Christophe Regina nous plonge dans les papiers de la sénéchaussée de Marseille au siècle des Lumières. Si au sein du quartier on se sent solidaire d’autant qu’on se regroupe par métier ou village d’origine, les conflits vont en justice quand la régulation par le groupe a échoué. Les violences sont soumises au jugement du voisinage avant celui du juge, la réputation est au croisement de l’honneur et des bonnes mœurs, dimension de l’équilibre social du quartier en particulier quand la sexualité de telle ou telle est en jeu et tout spécialement pour les veuves étroitement surveillées par le voisinage. L’auteur évoque aussi la question du suicide, condamné tant par la justice que par l’Église avant de conclure sur le phénomène de la rumeur.

Les juifs du bassin de Lens face à leurs voisins

Nicolas Mariot et Claire Zalc étudient les relations des juifs avec leurs voisins à la lumière des dossiers d’aryanisation entre 1940 et 1945. La communauté juive du bassin lensois est de création récente, née de l’arrivée d’immigrants d’Europe centrale et orientale souvent spécialisés dans la vente ambulante de vêtements aux mineurs d’origine polonaise. L’étude de l’aryanisation de ces entreprises souvent petites montre que les administrateurs choisis sont le plus souvent des voisins géographiques ou professionnels; ce qui est encore plus net quand il y eu vente des biens spoliés par les autorités. Dénonciations sans doute, indifférence souvent mais aussi entraide plus difficile à percevoir puisque, en cas de réussite, il n’y a pas de traces dans les dossiers d’aryanisation.
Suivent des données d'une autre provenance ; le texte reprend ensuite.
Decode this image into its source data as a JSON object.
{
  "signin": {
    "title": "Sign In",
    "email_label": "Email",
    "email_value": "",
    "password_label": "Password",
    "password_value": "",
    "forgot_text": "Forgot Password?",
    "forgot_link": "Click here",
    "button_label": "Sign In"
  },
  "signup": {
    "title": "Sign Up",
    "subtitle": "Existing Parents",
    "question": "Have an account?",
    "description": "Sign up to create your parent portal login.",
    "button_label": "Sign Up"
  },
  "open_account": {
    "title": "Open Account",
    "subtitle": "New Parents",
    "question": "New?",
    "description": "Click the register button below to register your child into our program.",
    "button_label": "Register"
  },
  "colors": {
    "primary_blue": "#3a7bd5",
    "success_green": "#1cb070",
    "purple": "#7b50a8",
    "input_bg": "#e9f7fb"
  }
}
Le programme d’enquêtes sociales de l’UNESCO

Il revient à Chloé Maurel le soin de présenter, en quelque sorte en conclusion, le programme pour apaiser les « états de tension » dans les sociétés urbaines initié par l’UNESCO dès sa création. Sous l’influence de l’école culturaliste américaine, décrite dans cet article qui met l’accent sur l’importance de la personnalité de base constitutive de la première éducation. Depuis la première étude en Inde c’est comme un tour du monde des tensions urbaines dans les années 50. A noter l’étude normande de Nouville sous la direction de Claude Levi-Strauss qui est ici brièvement décrite, c ‘est l’un des exemples de l’impact de l’industrialisation. Le second volet de l’enquête a porté sur des villes multi-ethniques comme à Bahia.
L’auteur note que si ces enquêtes ont eu peu de diffusion et surtout de concrétisation « thérapeutiques », elles restent importantes pour aujourd’hui dans un monde de plus en plus urbain.